You missed my point. The reason $PATH exists in the first place is because binaries were too large to fit on a single disk, so they were scattered around multiple partitions (
/bin
,/sbin
,/usr/bin
, etc…). Now, all your binaries can easily fit on a single partition (weirdly enough,/usr/bin
was chosen as the “best candidate” for it), but we still have all the other locations, symlinked there. It just makes no sense.As for the override mechanism you mention, there are much better tools nowadays to do that (overlayfs for example).
This is what plan9 does for example. There is no need for
$PATH
because all binaries are in/bin
anyways. And to override a binary, you simply “mount” it over the existing one in place.but we still have all the other locations, symlinked there. It just makes no sense.
Because a lot of shit would break if that wasn’t the case, starting with every shell script that has the typical
or
shebang.
This is what plan9 does for example. There is no need for $PATH because all binaries are in /bin anyways. And to override a binary, you simply “mount” it over the existing one in place.
Does that need elevated privileges? Because with PATH what you do is export this environment variable with the order you want, like this:
export PATH="$HOME/.local/bin:$PATH"
(And this location is part of the xdg base dir spec btw).This means that my home bin directory will always be first in PATH, and for the steam example it means that I don’t have to worry about having to add/change the script every time the system updates, etc.
Also what do you mean by mounting a binary over? I cannot replace the steam binary in this example. What I’m doing is using a wrapper script that launches steam on a different location instead (and also passes some flags that makes steam launch silently).
How would virtual environment software, like conda, work without $PATH?
GUI toolkits like Qt and Gtk. I can’t tell you how to do it better, but something is definitely wrong with the standard class hierarchy framework model these things adhere to. Someday someone will figure out a better way to write GUIs (or maybe that already exists and I’m unaware) and that new approach will take over eventually, and all the GUI toolkits will have to be scrapped or rewritten completely.
Desktop apps nowadays are mostly written in HTML with Electron anyway.
Which - in my considered opinion - makes them so much worse.
Is it because writing native UI on all current systems I’m aware of is still worse than in the times of NeXTStep with Interface Builder, Objective C, and their class libraries?
And/or is it because it allows (perceived) lower-cost “web developers” to be tasked with “native” client UI?
Are you aware of macOS? Because it is still built with the same UI tools that you mention.
There is some Rust code that needs to be rewritten in C.
Agree, call me unreasonable or whatever but I just don’t like Rust nor the community behind it. Stop trying to reinvent the wheel! Rust makes everything complicated.
On the other hand… Zig 😘
Happens all the time on Linux. The current instance would be the shift from X11 to Wayland.
The first thing I noticed was when the audio system switched from OSS to ALSA.
And then from ALSA to PulseAudio haha
They’re at different layers of the audio stack though so not really replacing.

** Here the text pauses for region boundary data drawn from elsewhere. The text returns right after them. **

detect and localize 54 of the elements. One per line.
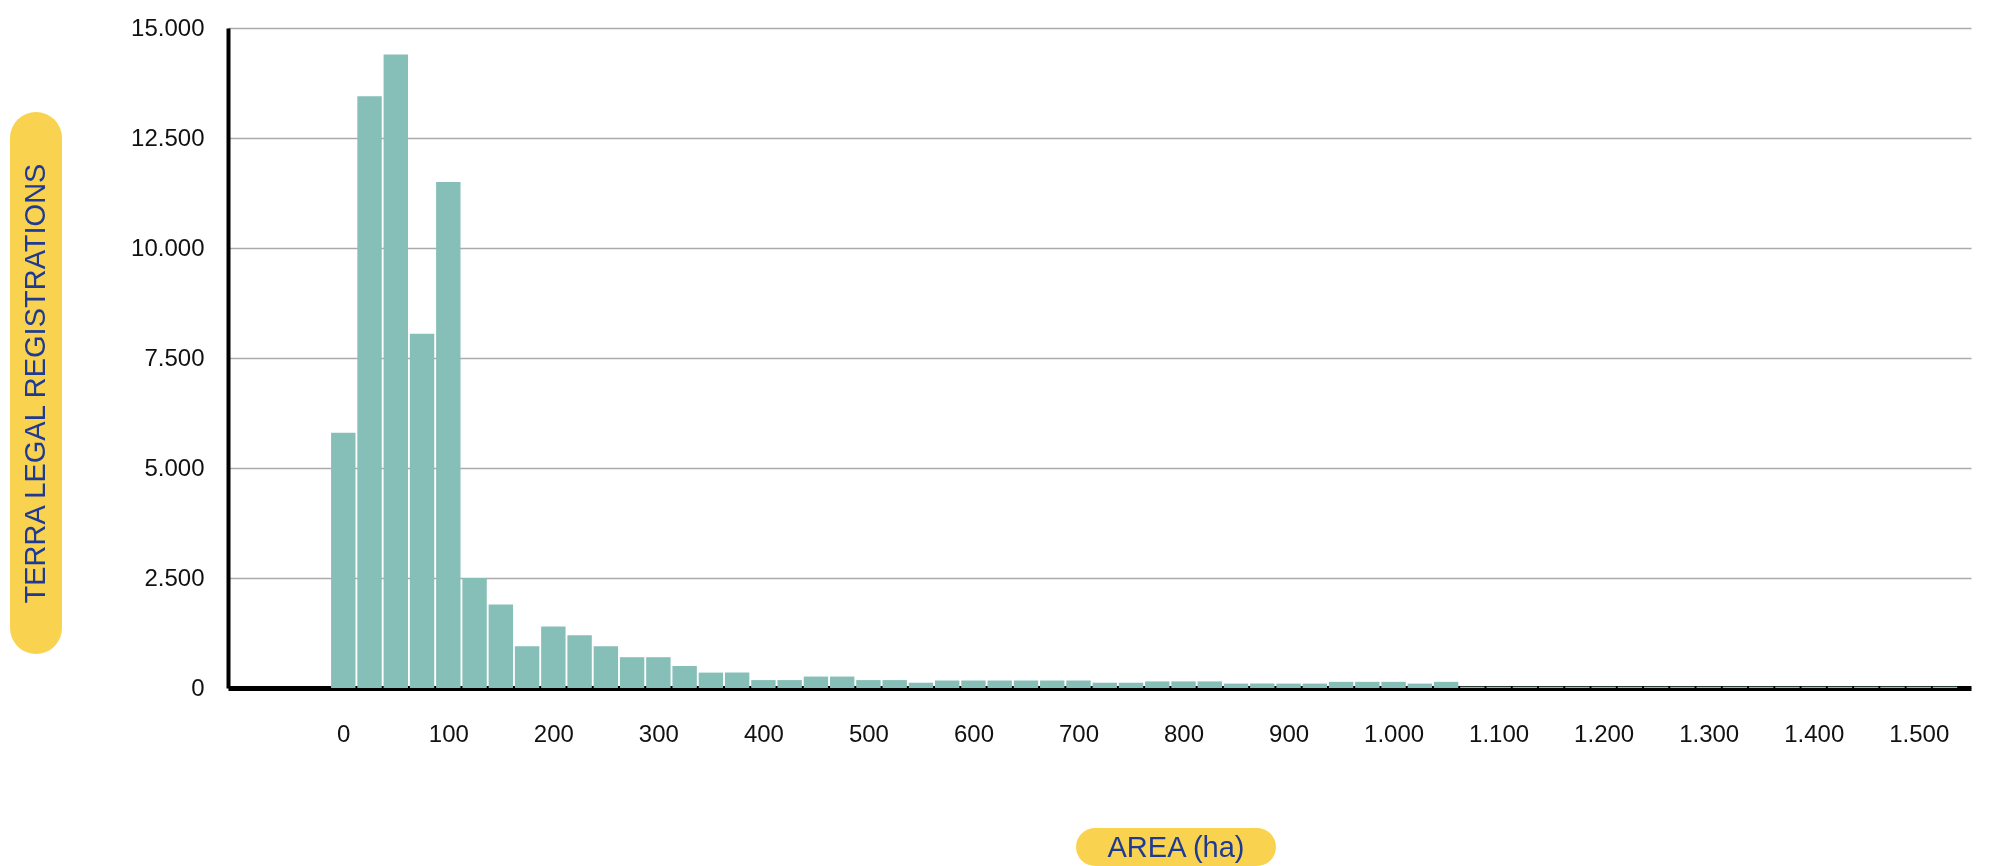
x-tick-label: 200 bbox=[533, 719, 574, 747]
bar bbox=[1223, 683, 1249, 688]
bar bbox=[1040, 680, 1065, 688]
x-tick-label: 400 bbox=[743, 719, 784, 747]
x-tick-label: 1.200 bbox=[1574, 719, 1635, 747]
bar bbox=[1407, 683, 1433, 688]
bar bbox=[1118, 682, 1144, 688]
bar bbox=[593, 646, 619, 688]
bar bbox=[514, 646, 540, 688]
bar bbox=[619, 657, 645, 688]
x-tick-label: 300 bbox=[638, 719, 679, 747]
y-tick-label: 12.500 bbox=[131, 123, 205, 151]
x-tick-label: 1.300 bbox=[1679, 719, 1740, 747]
y-axis-title: TERRA LEGAL REGISTRATIONS bbox=[19, 163, 53, 603]
x-tick-label: 100 bbox=[428, 719, 469, 747]
bar bbox=[1066, 680, 1091, 688]
bar bbox=[1302, 683, 1328, 688]
bar bbox=[908, 682, 934, 688]
bar bbox=[1092, 682, 1117, 688]
bar bbox=[803, 676, 829, 688]
y-tick-label: 5.000 bbox=[144, 453, 205, 481]
bar bbox=[698, 672, 724, 688]
bar bbox=[1328, 681, 1354, 688]
y-tick-label: 2.500 bbox=[144, 563, 205, 591]
x-axis-title: AREA (ha) bbox=[1076, 828, 1276, 866]
bar bbox=[961, 680, 986, 688]
y-tick-label: 15.000 bbox=[131, 13, 205, 41]
bar bbox=[357, 96, 382, 688]
x-tick-label: 1.400 bbox=[1784, 719, 1845, 747]
x-tick-label: 1.100 bbox=[1469, 719, 1530, 747]
bar bbox=[724, 672, 750, 688]
bar bbox=[1171, 681, 1196, 688]
x-tick-label: 600 bbox=[953, 719, 994, 747]
y-tick-label: 10.000 bbox=[131, 233, 205, 261]
bar bbox=[409, 333, 435, 688]
y-tick-label: 0 bbox=[191, 673, 205, 701]
x-tick-label: 1.000 bbox=[1364, 719, 1425, 747]
y-tick-label: 7.500 bbox=[144, 343, 205, 371]
bar bbox=[488, 604, 514, 688]
x-tick-label: 800 bbox=[1164, 719, 1205, 747]
x-tick-label: 900 bbox=[1269, 719, 1310, 747]
bar bbox=[1145, 681, 1170, 688]
x-tick-label: 700 bbox=[1058, 719, 1100, 747]
bar bbox=[1013, 680, 1039, 688]
bar bbox=[987, 680, 1012, 688]
bar bbox=[1197, 681, 1222, 688]
x-tick-label: 500 bbox=[848, 719, 889, 747]
x-tick-label: 1.500 bbox=[1889, 719, 1950, 747]
bar bbox=[331, 432, 356, 688]
bar bbox=[829, 676, 855, 688]
bar bbox=[935, 680, 960, 688]
bar bbox=[1433, 681, 1459, 688]
bar bbox=[383, 54, 408, 688]
x-tick-label: 0 bbox=[337, 719, 351, 747]
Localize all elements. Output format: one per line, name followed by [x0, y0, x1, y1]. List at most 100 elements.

And then ALSA to all those barely functional audio daemons to PulseAudio, and then again to PipeWire. That sure one took a few tries to figure out right.
Are there any things in Linux that need to be started over from scratch?
Yes, Linux itself! (ie the kernel). It would’ve been awesome if Linux were a microkernel, there’s so many advantages to it like security, modularity and resilience.
The year of Hurd, maybe?
Hurd-ng is on its way: https://www.gnu.org/software/hurd/hurd/ng.html
Some form of stable, modernized bluetooth stack would be nice. Every other bluetooth update breaks at least one of my devices.